To the Editor — In March 2020, in the midst of the COVID-19 pandemic1, reports that chloroquine (CQ) can inhibit the growth of severe acute respiratory syndrome coronavirus (SARS-CoV-2)2,3 have brought this molecule into the spotlight. Hydroxychloroquine (HCQS), which is typically used in dermatology clinics for the management of systemic lupus erythematosus (SLE) and has a better clinical safety profile and fewer drug–drug interactions than CQ, has also been demonstrated to have anti-SARS-CoV activity in vitro2,4. Now, amid the speculation regarding the beneficial roles of these molecules in COVID-19 treatment, shortages of CQ and HCQS are feared.

CQ has been shown in vitro to increase endosomal pH, prevent virus–cell fusion, and interfere with glycosylation of the ACE2 receptor and thus the binding of the SARS-CoV-2 S protein to ACE2 (ref. 3). Chinese experts recommend that mild, moderate and severe COVID-19 cases (without contraindications to CQ) be treated with 500 milligrams of CQ twice daily for 10 days (ref. 5). A Chinese study has demonstrated that HCQS is more potent than CQ in inhibiting SARS-CoV-2 in vitro2. These new developments have brought some hope for COVID-19 treatment, though more research is warranted to validate the findings.
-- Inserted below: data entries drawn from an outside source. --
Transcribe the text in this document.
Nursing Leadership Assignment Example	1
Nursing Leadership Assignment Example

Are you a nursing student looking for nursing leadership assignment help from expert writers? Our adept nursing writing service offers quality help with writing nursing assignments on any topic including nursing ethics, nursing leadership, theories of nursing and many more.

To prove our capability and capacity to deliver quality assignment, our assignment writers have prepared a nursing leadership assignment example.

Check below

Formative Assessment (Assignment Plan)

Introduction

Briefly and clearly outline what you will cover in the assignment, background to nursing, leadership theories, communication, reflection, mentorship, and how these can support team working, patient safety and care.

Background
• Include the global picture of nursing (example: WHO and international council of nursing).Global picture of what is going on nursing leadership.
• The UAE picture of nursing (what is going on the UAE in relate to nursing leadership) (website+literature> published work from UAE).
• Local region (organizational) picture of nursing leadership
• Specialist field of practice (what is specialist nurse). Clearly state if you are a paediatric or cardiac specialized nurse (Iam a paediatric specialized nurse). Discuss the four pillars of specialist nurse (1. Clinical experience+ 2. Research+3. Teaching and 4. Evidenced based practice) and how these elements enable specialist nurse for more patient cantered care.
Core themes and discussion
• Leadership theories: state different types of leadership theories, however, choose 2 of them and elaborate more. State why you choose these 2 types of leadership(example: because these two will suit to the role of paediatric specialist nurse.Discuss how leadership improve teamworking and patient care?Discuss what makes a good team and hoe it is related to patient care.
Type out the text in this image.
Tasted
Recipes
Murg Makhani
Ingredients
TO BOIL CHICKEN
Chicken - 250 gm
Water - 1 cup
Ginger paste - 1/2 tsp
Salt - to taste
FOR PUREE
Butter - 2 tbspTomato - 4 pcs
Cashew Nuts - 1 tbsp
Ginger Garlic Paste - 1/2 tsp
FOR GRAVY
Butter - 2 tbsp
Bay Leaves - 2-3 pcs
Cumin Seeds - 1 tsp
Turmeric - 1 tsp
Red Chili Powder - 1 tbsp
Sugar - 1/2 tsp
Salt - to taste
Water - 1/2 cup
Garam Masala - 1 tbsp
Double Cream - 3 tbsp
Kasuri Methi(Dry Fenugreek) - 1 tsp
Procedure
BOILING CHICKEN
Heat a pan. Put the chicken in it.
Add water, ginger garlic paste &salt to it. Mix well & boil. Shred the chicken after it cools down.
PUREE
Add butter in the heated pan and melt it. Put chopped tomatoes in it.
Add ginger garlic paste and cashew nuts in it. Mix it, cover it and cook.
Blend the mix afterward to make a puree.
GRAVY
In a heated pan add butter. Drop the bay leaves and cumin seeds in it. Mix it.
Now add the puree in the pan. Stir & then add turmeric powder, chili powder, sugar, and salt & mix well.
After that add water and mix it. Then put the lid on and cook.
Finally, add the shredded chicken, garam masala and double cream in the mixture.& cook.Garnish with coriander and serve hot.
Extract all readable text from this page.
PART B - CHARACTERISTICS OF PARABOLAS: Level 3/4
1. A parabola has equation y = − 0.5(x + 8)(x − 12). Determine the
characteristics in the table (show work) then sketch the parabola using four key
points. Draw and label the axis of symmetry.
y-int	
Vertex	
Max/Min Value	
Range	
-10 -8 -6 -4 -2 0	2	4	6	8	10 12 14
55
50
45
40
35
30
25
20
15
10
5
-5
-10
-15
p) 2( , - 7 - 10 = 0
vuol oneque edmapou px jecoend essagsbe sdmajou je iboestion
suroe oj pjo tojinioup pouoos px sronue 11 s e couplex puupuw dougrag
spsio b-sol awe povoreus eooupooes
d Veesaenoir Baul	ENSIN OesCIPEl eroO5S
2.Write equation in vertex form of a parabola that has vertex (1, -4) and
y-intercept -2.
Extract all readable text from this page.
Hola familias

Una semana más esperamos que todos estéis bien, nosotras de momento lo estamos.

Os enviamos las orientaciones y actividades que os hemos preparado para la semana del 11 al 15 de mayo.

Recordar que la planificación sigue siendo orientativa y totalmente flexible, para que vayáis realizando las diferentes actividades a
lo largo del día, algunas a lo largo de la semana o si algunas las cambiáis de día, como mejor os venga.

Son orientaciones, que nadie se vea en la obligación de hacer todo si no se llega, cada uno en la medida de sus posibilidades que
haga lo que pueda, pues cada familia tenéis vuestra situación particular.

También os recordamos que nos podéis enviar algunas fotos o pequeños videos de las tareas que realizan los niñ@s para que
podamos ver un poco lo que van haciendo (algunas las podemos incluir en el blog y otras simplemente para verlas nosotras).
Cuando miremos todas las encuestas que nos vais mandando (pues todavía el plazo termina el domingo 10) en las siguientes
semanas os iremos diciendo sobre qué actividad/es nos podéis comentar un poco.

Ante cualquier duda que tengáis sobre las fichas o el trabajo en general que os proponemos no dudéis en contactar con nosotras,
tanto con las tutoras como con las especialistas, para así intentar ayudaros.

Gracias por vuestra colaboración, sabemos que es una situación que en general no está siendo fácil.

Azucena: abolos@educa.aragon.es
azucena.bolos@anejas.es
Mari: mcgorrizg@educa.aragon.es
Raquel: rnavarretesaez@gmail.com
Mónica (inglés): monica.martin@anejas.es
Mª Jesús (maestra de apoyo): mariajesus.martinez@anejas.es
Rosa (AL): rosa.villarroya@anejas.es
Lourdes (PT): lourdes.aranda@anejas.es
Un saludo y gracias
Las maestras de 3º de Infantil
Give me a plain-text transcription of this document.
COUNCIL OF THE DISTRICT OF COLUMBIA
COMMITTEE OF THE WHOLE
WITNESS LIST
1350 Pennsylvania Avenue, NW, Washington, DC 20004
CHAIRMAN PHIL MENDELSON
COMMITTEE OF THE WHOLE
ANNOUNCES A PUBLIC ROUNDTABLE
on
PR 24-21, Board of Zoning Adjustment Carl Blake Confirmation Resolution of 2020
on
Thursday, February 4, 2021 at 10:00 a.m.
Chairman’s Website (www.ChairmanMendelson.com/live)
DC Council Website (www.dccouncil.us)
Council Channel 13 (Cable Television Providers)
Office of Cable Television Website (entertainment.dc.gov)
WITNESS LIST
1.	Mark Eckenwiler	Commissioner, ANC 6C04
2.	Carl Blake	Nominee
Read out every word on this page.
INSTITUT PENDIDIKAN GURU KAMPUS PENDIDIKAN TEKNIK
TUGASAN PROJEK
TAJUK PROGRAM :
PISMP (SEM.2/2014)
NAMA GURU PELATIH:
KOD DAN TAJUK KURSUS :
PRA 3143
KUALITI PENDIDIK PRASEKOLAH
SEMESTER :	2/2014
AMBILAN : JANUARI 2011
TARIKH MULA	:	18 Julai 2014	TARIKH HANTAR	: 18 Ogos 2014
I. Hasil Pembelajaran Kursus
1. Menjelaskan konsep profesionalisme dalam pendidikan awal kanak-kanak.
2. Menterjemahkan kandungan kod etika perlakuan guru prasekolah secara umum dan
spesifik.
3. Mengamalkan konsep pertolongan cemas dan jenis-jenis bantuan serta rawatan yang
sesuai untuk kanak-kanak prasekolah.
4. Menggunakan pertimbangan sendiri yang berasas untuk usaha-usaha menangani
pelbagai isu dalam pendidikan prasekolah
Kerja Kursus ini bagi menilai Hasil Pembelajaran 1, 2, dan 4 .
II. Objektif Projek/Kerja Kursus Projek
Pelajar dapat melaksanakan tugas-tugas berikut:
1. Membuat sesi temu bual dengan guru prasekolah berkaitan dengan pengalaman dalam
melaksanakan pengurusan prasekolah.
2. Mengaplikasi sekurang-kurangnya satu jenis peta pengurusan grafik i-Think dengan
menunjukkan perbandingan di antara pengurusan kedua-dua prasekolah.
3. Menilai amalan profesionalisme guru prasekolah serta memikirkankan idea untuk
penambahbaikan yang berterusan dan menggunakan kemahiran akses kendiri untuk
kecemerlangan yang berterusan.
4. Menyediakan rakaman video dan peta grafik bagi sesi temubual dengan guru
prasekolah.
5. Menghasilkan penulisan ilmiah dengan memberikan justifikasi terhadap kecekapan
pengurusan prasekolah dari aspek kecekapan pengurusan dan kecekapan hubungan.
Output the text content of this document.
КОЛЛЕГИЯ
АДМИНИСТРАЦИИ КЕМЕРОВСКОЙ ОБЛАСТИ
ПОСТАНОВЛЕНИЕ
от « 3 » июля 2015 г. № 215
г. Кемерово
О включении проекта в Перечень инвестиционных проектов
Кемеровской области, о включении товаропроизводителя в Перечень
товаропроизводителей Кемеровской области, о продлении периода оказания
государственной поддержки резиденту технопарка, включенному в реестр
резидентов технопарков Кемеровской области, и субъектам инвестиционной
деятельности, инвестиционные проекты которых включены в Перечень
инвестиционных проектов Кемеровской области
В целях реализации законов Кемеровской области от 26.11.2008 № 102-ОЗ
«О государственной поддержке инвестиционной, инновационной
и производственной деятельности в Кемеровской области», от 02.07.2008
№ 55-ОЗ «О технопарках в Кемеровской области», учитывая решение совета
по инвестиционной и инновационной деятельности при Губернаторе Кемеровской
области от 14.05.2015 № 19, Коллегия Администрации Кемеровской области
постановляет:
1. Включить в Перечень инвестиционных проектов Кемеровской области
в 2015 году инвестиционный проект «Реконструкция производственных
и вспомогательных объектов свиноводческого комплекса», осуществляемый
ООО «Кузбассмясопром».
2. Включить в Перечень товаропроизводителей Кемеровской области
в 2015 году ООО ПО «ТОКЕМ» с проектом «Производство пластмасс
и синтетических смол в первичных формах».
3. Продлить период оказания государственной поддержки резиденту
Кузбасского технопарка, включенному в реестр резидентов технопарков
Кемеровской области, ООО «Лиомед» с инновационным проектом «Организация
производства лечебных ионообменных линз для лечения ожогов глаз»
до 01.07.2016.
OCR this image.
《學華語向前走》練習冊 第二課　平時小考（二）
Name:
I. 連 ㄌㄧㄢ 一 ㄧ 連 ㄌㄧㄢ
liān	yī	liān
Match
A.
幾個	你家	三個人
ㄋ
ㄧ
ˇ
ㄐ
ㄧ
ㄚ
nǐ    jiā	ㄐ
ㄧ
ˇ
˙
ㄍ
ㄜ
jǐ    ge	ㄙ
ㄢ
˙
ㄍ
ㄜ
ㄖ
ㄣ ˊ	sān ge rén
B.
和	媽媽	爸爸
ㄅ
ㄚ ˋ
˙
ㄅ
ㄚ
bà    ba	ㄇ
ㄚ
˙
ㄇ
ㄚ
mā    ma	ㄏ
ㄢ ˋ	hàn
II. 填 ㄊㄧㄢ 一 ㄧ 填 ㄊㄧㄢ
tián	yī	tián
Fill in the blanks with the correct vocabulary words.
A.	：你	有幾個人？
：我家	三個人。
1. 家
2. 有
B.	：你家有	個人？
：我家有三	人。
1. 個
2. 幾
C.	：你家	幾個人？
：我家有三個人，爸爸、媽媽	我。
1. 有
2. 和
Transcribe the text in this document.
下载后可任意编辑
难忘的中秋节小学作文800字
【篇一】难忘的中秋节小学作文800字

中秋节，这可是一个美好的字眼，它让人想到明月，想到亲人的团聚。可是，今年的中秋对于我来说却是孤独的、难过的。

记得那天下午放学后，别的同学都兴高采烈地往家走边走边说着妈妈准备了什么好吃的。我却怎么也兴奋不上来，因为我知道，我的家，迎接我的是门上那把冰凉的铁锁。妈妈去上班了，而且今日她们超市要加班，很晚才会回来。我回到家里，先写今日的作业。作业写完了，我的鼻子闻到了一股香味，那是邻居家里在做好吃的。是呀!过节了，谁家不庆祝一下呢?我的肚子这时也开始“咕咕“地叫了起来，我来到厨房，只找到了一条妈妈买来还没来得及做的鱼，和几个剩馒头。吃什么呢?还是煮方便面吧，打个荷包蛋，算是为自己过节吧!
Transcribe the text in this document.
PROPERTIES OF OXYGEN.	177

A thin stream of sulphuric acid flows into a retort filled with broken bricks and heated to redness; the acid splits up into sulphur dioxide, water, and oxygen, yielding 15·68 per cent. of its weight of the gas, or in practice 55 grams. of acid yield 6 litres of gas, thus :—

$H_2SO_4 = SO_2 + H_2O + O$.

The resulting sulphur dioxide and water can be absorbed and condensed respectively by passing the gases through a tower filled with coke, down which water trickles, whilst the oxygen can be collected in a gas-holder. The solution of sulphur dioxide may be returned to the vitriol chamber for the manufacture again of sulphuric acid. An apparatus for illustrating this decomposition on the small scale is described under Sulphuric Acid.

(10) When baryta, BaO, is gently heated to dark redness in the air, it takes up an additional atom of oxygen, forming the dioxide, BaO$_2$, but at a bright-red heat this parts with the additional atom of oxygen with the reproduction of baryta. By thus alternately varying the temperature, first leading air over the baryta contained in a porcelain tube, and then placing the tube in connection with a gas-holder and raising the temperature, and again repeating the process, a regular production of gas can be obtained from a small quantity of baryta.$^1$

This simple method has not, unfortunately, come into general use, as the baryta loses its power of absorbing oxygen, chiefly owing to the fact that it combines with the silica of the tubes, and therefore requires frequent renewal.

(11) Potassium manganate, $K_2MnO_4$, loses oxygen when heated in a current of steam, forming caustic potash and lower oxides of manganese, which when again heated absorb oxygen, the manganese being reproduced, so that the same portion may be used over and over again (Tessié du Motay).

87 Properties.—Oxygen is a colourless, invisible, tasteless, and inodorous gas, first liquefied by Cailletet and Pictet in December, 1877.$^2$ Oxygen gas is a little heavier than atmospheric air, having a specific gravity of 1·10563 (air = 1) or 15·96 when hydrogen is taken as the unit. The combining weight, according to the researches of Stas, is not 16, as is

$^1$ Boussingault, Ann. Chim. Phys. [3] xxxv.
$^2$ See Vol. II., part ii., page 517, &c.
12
A shortage in HCQS would create problems for people with SLE who are currently taking this drug. Given the reports of the effectiveness of HCQS in COVID-19 treatment and the anticipated shortage of HCQS, the number of patients with SLE visiting dermatology outpatient departments (even before their scheduled appointments) to refill their medication has increased. SLE is a chronic autoimmune disease with varied manifestations (including fever, rash, alopecia, arthralgia, fatigue and photosensitivity), which usually follows a relapsing and remitting course. Various organs, such as the skin, kidneys, heart, joints, pleura, pericardium and brain, may be involved in the disease process. The use of HCQS for SLE offers several advantages by controlling constitutional symptoms; decreasing the risk of flare-ups; sparing the use of glucocorticosteroids; decreasing the risk of organ damage, osteoporosis and thromboembolism; and increasing life expectancy6. In addition, HCQS is considered safe in pregnancy, and it has a protective role in preventing congenital heart block. A prolonged shortage of the drug might deprive people with SLE of a low-cost, safe, effective and well-tolerated drug. Patients are terrified that they might lose access to the drug that prevents their disease from damaging other vital organs.

Beyond affecting people with SLE, the shortage of CQ and HCQS would affect people with other rheumatological disorders, such as rheumatoid arthritis, primary Sjögren syndrome and antiphospholipid syndrome6. In addition, HCQS is commonly prescribed for various dermatological indications including dermatomyositis, sarcoidosis, polymorphous light eruptions, chronic actinic dermatitis, granuloma annulare, lichen planus, chronic erythema nodosum and morphea. Patients taking chloroquine analogs for its metabolic, cardiovascular, antithrombotic and antineoplastic effects may also be negatively affected by a shortage.

The pharmaceutical companies and other stakeholders manufacturing HCQS should quickly assess the situation and make sure that the drug remains available to those who need it. In addition, people should not purchase medications that they do not need, and health authorities should make sure that HCQS is not dispensed without a prescription. Combined sensible efforts can help us navigate these difficult times.